Study suggests a third of shark and ray species are threatened

Dr. Jack Musick, emeritus professor at the Virginia Institute of Marine Science, has overseen a global study suggesting that 33 percent of shark, skate, and ray species are threatened with extinction.

The work is part of a major new study of vertebrates by the International Union for Conservation of Nature (IUCN), the world's oldest and largest environmental network. The IUCN study shows that conservation actions have benefitted a few species of vertebrates around the world during the last few decades, but are too few and far between to slow an overall rapid increase in the number of threatened species.

A summary of the study, "The Impact of Conservation on the Status of the World's Vertebrates," will appear in this week's issue of the flagship journal Science. The study is based on an on-going appraisal of the IUCN Red List, the worldwide standard for assessing the status of species. Red List categories run from "least concern" to "near threatened," "vulnerable," "endangered," "critically endangered," "extinct in the wild," and "extinct."

Placement in a category reflects a species' abundance, reproductive rate, geographic range, and other such factors. A "data deficient" category holds species for which there is inadequate information to assess extinction risk based on distribution, population status, or both.

Musick served as co-chair of the IUCN Shark Specialist Group from 1997-2006, and currently serves as Vice Chair-Science. It was in these roles that he oversaw the Red List assessment of sharks, skates, and rays by an international team of more than 100 experts. The team assessed nearly all of the 1,168 described species of these cartilaginous fishes.

The group's work suggests that 345 of the 1,044 species of cartilaginous fishes studied (33%) are "threatened," a broad grouping that includes species in the "vulnerable," "endangered," and "critically endangered" categories.

Musick cautions that assessing the exact threat level for cartilaginous fishes is made difficult by the group's large number of "data-deficient" species, itself a consequence of the difficulty and high cost of sampling these underwater creatures.
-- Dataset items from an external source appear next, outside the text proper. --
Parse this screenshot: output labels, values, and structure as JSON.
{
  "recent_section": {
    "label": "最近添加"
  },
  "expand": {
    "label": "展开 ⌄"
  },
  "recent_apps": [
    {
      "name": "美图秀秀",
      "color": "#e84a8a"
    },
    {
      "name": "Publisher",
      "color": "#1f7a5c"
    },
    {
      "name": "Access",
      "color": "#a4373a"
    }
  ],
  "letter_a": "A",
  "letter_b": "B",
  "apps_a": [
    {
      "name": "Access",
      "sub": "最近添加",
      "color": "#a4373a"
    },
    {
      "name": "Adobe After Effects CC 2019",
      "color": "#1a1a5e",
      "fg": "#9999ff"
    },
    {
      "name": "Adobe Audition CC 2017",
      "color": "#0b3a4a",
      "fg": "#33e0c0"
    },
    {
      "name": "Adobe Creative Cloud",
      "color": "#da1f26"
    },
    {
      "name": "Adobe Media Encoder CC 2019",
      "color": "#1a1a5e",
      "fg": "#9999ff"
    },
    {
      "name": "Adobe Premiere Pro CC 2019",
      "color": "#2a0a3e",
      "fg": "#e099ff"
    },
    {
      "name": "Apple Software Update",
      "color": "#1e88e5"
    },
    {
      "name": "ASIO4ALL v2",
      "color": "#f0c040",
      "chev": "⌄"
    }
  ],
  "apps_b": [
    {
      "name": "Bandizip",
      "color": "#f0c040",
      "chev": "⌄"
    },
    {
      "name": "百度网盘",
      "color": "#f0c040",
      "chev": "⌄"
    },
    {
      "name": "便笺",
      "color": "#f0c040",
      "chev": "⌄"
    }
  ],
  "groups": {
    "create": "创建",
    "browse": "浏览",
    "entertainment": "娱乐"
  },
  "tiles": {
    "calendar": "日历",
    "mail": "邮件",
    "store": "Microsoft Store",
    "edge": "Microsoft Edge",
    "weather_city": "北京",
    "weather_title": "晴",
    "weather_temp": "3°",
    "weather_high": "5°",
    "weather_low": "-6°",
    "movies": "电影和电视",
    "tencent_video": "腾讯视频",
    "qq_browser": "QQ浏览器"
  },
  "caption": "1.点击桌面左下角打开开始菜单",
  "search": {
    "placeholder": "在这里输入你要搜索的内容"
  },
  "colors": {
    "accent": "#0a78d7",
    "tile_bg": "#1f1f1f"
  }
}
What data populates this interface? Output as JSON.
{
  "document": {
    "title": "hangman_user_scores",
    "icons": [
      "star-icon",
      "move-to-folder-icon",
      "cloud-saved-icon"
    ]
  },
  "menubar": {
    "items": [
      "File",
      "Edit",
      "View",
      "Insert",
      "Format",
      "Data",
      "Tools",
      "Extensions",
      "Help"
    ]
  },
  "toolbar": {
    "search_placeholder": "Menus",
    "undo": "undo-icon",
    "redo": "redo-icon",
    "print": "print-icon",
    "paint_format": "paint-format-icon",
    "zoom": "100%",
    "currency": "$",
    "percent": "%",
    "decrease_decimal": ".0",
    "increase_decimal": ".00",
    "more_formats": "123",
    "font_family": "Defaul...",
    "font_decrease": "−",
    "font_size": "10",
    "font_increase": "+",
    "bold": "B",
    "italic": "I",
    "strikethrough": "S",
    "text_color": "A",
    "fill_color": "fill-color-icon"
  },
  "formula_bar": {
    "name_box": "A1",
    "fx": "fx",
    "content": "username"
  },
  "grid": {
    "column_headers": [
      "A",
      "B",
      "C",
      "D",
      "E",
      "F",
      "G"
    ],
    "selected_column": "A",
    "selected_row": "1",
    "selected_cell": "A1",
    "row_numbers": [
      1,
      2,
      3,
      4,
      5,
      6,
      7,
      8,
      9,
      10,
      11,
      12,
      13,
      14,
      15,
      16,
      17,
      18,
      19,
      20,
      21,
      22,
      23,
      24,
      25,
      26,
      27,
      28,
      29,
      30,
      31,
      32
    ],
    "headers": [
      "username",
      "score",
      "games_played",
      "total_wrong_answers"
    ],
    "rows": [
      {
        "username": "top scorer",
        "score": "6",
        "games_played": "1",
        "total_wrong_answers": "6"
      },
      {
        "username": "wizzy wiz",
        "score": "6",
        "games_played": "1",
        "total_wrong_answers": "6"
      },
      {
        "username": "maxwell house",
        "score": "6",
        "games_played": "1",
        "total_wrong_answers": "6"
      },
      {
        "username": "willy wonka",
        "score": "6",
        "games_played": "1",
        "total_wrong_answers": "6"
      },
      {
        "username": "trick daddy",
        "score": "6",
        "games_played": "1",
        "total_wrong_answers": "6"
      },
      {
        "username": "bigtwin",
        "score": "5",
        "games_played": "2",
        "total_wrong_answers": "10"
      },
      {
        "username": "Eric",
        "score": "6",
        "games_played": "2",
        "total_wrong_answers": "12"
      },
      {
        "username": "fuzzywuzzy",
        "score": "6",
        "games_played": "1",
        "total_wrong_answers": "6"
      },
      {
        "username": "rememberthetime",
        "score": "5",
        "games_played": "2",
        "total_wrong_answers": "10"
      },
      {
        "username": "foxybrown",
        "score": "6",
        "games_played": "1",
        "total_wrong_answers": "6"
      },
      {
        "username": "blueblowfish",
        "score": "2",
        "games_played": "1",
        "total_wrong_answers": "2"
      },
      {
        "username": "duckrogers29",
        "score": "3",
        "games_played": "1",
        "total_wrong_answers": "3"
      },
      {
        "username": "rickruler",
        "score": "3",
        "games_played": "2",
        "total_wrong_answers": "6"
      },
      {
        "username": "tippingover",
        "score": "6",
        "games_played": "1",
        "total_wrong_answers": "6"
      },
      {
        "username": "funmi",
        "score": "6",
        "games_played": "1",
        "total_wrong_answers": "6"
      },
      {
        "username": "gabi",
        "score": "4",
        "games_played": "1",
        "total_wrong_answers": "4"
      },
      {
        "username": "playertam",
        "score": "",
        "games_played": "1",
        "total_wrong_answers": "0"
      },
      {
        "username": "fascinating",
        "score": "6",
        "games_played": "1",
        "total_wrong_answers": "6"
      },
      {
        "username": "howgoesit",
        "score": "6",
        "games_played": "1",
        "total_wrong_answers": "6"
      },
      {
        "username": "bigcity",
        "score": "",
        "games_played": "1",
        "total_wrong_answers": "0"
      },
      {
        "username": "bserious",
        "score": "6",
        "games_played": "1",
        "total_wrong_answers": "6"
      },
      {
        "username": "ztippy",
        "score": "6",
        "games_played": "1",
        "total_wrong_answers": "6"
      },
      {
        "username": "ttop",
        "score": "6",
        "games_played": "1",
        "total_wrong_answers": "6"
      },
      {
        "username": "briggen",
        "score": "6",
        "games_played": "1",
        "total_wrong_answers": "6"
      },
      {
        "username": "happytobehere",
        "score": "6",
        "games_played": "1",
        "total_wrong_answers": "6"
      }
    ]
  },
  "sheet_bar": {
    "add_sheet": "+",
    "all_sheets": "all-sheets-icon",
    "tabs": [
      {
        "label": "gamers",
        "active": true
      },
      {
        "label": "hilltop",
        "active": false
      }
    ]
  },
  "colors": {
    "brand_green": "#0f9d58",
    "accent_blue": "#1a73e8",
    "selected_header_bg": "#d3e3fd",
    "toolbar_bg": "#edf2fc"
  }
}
He says the researchers dealt with this uncertainty by applying three different assessment techniques: one that likely underestimates threat by assuming that none of the data-deficient species are threatened, one that likely overestimates threat by assuming that all of the data-deficient species are threatened, and a middle course that assumes that data-deficient species have the same fraction of threatened species as those in the "data-sufficient" categories.

Musick is confident the middle course represents the best estimate (the 33% value mentioned previously). The assumption that none of the data-deficient species is threatened gives a threat estimate of 17%; the assumption that all are threatened gives an estimate of 64%.

The assessment shows that threats to cartilaginous fishes (and other vertebrates) occur mainly in the tropics, regions where large numbers of species with restricted distributions coincide with intensive fisheries.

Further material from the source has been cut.